Dans le camp écologiste, on y voit une “manœuvre” politique, qui ne passe pas. On se demande pourquoi, si un PAD global n’est pas nécessaire, le PS en a-t-il déposé un lui-même pour la friche Josaphat.
En juillet dernier, Rudi Vervoort (PS), ministre-président bruxellois, et Pascal Smet (Vooruit), secrétaire d’État à l’Urbanisme, ont d’ailleurs remis ce dossier sur la table. Le nouveau projet de PAD comprend la création de 1 194 logements (contre 1 600 précédemment), dont 50 % de logements publics. Il propose de construire la moitié de ces logements sur la friche, avec des espaces verts censés occuper 40 % de la superficie du projet (13 ha). Des écoles, une salle de sport, ainsi qu’un parc de 1,28 ha dédié à la biodiversité sont aussi prévus.
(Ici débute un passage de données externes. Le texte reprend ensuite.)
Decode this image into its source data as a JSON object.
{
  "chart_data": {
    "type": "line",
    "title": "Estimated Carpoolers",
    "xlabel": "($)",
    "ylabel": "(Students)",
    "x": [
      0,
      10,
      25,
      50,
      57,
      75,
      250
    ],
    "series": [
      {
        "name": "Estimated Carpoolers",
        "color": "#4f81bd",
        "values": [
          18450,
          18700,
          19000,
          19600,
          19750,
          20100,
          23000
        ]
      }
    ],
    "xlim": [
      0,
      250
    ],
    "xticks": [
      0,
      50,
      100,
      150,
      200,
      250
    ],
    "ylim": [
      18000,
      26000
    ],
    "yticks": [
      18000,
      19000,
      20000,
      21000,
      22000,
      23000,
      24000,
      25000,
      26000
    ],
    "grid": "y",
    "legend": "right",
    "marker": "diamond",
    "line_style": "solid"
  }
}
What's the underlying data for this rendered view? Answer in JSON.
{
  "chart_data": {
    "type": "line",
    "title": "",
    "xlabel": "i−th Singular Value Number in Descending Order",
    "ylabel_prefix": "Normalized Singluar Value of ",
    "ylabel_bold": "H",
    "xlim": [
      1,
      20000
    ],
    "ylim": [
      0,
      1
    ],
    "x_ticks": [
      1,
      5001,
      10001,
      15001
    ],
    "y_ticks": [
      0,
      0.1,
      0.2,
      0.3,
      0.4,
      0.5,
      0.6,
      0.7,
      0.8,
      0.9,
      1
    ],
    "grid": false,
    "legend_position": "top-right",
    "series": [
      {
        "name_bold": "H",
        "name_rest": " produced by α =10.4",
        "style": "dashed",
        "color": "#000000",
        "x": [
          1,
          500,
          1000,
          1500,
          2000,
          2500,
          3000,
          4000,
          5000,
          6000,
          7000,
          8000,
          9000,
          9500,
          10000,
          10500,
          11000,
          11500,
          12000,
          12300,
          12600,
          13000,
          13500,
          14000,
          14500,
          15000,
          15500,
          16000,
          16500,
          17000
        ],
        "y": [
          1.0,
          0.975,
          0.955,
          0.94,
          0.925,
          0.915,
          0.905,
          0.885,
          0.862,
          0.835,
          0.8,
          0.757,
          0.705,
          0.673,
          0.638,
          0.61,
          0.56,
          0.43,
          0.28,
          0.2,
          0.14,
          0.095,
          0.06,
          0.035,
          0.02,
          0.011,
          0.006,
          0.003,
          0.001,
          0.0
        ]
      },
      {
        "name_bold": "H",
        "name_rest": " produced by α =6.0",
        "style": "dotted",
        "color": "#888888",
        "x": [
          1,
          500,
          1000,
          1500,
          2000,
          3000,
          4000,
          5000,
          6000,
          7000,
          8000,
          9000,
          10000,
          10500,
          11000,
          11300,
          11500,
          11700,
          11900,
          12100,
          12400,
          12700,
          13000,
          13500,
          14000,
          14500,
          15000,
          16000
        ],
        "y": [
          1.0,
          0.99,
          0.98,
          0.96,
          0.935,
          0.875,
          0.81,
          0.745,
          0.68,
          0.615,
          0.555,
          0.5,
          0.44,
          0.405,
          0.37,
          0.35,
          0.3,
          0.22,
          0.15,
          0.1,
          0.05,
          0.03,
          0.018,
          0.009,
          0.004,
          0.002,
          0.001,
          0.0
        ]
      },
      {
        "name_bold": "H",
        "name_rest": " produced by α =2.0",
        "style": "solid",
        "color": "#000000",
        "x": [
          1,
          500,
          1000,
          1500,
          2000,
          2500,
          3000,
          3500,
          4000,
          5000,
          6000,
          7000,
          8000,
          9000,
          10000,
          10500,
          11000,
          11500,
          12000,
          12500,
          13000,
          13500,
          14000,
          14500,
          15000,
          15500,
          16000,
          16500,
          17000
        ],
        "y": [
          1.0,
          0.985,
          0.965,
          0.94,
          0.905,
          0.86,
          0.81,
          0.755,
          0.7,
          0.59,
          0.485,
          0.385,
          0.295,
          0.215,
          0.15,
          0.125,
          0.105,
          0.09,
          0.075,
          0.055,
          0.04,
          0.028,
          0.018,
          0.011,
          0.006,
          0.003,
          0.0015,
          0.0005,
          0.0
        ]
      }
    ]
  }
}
”La proposition de Rudi Vervoort est inacceptable”, avait rétorqué en juillet Alain Maron (Écolo), ministre bruxellois de l’Environnement et Elke Van den Brandt (Groen), ministre de la Mobilité, quelques jours plus tard.
Une enquête publique très critique
Écolo et Groen, en effet, veulent conserver davantage d’espaces naturels dans la capitale.
Le cas Josaphat est spécifique. Une biodiversité s’est développée autour de l’ancienne gare de triage désaffectée. Le premier PAD s’était en outre heurté à la résistance opiniâtre de riverains et de citoyens, ainsi que de passionnés de nature. En pratique, les verts ne contestent pas la construction de logements sur la partie nord du PAD, déjà bétonnée, mais bien sûr la friche en elle-même.
Pour Rudi Vervoort, le projet conserve suffisamment de nature. La construction de logements publics constitue par ailleurs la priorité absolue des socialistes sous cette législature. Le PS estime que, puisque les verts ont donné leur accord, il n’est pas question de tout remettre en question.
Ce premier feu vert est toutefois remis en question, selon Écolo. Car le projet a été soumis à une enquête publique dont les conclusions, rendues en mars, sont critiques vis-à-vis du projet. Ecolo tient à ce que ces recommandations soient prises en compte.
Ce clivage entre la préservation en priorité la nature ou la construction de logements sociaux à Bruxelles déchire socialistes et écologistes depuis le début de la législature. Ce lundi, les tensions ont franchi une nouvelle étape.